Letter from Europe

Falling apples

Issue no. 2013/24

Summary

The second of the spas - the Apple Spas - is marked today over much of central and eastern Europe. It coincides, as every year, with the Feast of the Transfiguration - a milestone in the ecclesiastical calendar. The Apple Spas is a day when great baskets of apples are taken to the morning celebration of the Divine Liturgy in village churches. It is a day that reminds us that a change in the seasons is not far hence.

Dear fellow travellers

Across much of central and eastern Europe, it is the month of honey, apples and walnuts. From the valleys of the Carpathians to the Crimea, Orthodox Europe celebrates three great feasts that remind us of the harvest season. These feasts are called spas - but don't expect to be pampered with aromatherapy and massages. The three spas are homely, rural affairs, community festivals where folk tradition and religion intersect.

The second of the spas - the Apple Spas - is marked today over much of the region. It coincides, as every year, with the Feast of the Transfiguration - a milestone in the ecclesiastical calendar which in the Western Church is celebrated on 6 August, but in the Orthodox tradition on 19 August (or an adjacent Sunday). Old calendrical habits still hold sway in Orthodox Europe.

The Apple Spas is a day when great baskets of apples are taken to the morning celebration of the Divine Liturgy in village churches. At one level a celebration of the bounty of the Earth, the Apple Spas also invites the faithful to ponder the tussle between good and evil in the Garden of Eden. It is a feast that reminds us that a change in the seasons is not far hence. Summer is slipping into autumn. "From now on, it's worth keeping your gloves handy," says my Ukrainian friend, recalling an old Ukrainian proverb associated with the Apple Spas.

Last year, we issued a copy of our Letter from Europe that elicited a considerable response from our readers. Quite exceptionally, we think it worth a second outing. It is reprinted below. The piece is called Transfiguration.

Transfiguration

I walk by dusk along the dirt road that sweeps through the fields of corn. I do not go as far as the hills, where each distant terrace jumps out in sharp relief. During the heat of the day, the high sun drains the landscape of energy. But, come evening, the dipping sun nurtures every cleft and ripple in the hills.

The bland contours of day are briefly transfigured into rich relief at the cusp of night. An hour later, darkness marches across the plains. It sews the shadows into a silken veil, gently draping that veil first over the fields of corn and a few minutes later over the hills. I cut along by the edge of the mere, past the spot where the mosquitoes play. Bats shudder and dance. I walk on through the orchard, picking up the path that leads back to the village. On the bank of the river men and women, who worked on the harvest by day, now talk into the night. I watch them from a distance, a little sad that their labours are the harbinger of autumn. There are raised voices in a debate about pay.

"They'll never be happy," says an elderly woman who stumbles along the path, ushering a goat before her. The lady has sad eyes and an evident limp. "See those bats," she says. "They are the happiest creatures on God's Earth. They even grin in their sleep."
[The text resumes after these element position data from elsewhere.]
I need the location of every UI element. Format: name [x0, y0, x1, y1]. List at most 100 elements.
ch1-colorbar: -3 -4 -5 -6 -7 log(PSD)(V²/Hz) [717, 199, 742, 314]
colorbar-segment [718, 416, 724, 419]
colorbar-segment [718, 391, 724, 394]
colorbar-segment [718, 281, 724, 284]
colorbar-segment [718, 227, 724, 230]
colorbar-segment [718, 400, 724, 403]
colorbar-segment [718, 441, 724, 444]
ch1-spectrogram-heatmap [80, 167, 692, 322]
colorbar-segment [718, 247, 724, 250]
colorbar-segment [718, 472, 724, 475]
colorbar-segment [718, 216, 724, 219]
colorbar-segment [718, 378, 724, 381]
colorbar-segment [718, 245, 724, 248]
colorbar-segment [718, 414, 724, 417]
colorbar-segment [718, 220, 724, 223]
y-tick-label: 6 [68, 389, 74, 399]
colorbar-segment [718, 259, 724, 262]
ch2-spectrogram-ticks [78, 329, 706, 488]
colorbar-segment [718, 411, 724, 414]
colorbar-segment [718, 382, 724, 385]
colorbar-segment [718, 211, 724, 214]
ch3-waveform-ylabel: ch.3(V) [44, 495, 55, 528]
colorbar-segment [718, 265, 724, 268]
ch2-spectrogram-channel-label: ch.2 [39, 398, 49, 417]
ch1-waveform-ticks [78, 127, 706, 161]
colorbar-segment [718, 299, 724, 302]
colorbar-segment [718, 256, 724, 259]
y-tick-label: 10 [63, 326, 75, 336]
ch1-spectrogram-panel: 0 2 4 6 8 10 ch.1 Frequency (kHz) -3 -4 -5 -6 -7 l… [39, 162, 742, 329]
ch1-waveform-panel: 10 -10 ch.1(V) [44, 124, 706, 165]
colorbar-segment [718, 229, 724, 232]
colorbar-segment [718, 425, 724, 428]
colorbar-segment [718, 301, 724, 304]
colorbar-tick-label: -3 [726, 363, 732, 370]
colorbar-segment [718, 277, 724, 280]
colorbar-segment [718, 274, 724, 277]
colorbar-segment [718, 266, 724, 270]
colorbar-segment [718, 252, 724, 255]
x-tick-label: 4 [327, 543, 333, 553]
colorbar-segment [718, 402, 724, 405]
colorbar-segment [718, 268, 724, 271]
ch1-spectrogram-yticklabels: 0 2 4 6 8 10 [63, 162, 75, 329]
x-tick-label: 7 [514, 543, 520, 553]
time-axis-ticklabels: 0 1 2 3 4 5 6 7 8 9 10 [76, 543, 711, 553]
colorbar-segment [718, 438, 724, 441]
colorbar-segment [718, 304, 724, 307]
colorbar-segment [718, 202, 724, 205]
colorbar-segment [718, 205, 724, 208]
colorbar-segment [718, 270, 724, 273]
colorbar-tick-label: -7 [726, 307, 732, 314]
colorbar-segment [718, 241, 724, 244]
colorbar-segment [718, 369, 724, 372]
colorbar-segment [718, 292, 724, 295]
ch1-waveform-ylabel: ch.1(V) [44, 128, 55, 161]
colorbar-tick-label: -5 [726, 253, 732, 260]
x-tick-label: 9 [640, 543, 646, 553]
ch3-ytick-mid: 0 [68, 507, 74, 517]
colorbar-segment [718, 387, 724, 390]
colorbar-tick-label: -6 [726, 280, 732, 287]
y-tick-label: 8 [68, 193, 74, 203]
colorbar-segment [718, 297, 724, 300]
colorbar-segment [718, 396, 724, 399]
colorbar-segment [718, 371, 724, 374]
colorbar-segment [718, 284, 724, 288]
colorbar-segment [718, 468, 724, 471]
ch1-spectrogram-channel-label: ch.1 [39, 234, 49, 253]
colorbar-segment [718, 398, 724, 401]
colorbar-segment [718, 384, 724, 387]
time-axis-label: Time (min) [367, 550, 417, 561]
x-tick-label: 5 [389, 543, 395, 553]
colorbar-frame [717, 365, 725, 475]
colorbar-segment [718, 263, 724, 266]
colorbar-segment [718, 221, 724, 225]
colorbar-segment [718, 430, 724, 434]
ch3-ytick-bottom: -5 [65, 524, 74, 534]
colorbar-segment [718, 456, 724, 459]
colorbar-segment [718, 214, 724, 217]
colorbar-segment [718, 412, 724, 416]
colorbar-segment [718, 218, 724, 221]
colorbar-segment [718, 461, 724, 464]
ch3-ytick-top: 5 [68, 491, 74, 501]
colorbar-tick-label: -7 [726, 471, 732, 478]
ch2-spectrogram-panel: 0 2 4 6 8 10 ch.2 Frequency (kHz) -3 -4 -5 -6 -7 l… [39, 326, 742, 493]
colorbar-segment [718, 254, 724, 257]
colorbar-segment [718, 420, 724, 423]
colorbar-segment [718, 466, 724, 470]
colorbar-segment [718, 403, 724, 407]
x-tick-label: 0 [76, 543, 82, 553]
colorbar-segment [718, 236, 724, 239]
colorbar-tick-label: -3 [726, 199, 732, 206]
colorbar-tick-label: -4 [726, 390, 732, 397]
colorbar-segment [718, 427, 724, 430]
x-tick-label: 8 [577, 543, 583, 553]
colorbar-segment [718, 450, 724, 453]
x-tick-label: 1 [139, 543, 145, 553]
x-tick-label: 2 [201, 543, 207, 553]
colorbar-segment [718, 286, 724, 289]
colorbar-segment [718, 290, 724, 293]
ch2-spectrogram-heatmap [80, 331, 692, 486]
The lone woman smiles a smile that comes from Heaven and shows me the small basket of apples she has just gathered. Seven perfect spheres, each a medley of green and gold. Seven wonders, seven sins.

"Take, take," the woman urges. So I take an apple and taste all the warmth of summer and the sadness of the orchard. All the temptations of history and all the transfigurations of the seasons are concentrated miraculously into this one fruit.

Last Sunday, the Feast of the Transfiguration in the Orthodox calendar, was the Apple Spas. Across much of Orthodox Europe, the spoils of the new harvest were offered up at church services. No matter that the combine harvesters are still hard at work in the fields. No matter that the apples still hang heavy in the orchards. Change is in the air. Soon the geese will be rolling south. No longer does the noonday sun bake the land as fiercely as a few weeks ago. Now there is a little dew in the mornings. Villagers no longer swim in the river which lazily swings past the cemetery. Instead, they stay at home and make apple jam.

The Apple Spas is the second of three Spas (or festivals). We gave thanks for the new season's honey earlier this month. Last weekend, the apples were drenched with grace as the village priest scattered holy water on the harvest offering. And now we are like squirrels, gathering the nuts which next week are showcased in the last of the trinity of Spas.

Yet of the three, it is the Apple Spas which most conspicuously marks the passage of the seasons. It stands centre stage in the three rituals. It is a reminder that winter is not so very far away. A few weeks hence, the first frosts will come, and then the snow. White drifts will mask those clefts and ripples in the hills. The mere will freeze, but not before the mosquitoes have mysteriously disappeared. The bats won't shudder and dance with midsummer delight. But still they will sleep with smiles on their faces. For the seasonal transfiguration of the earth is indeed a wondrous thing.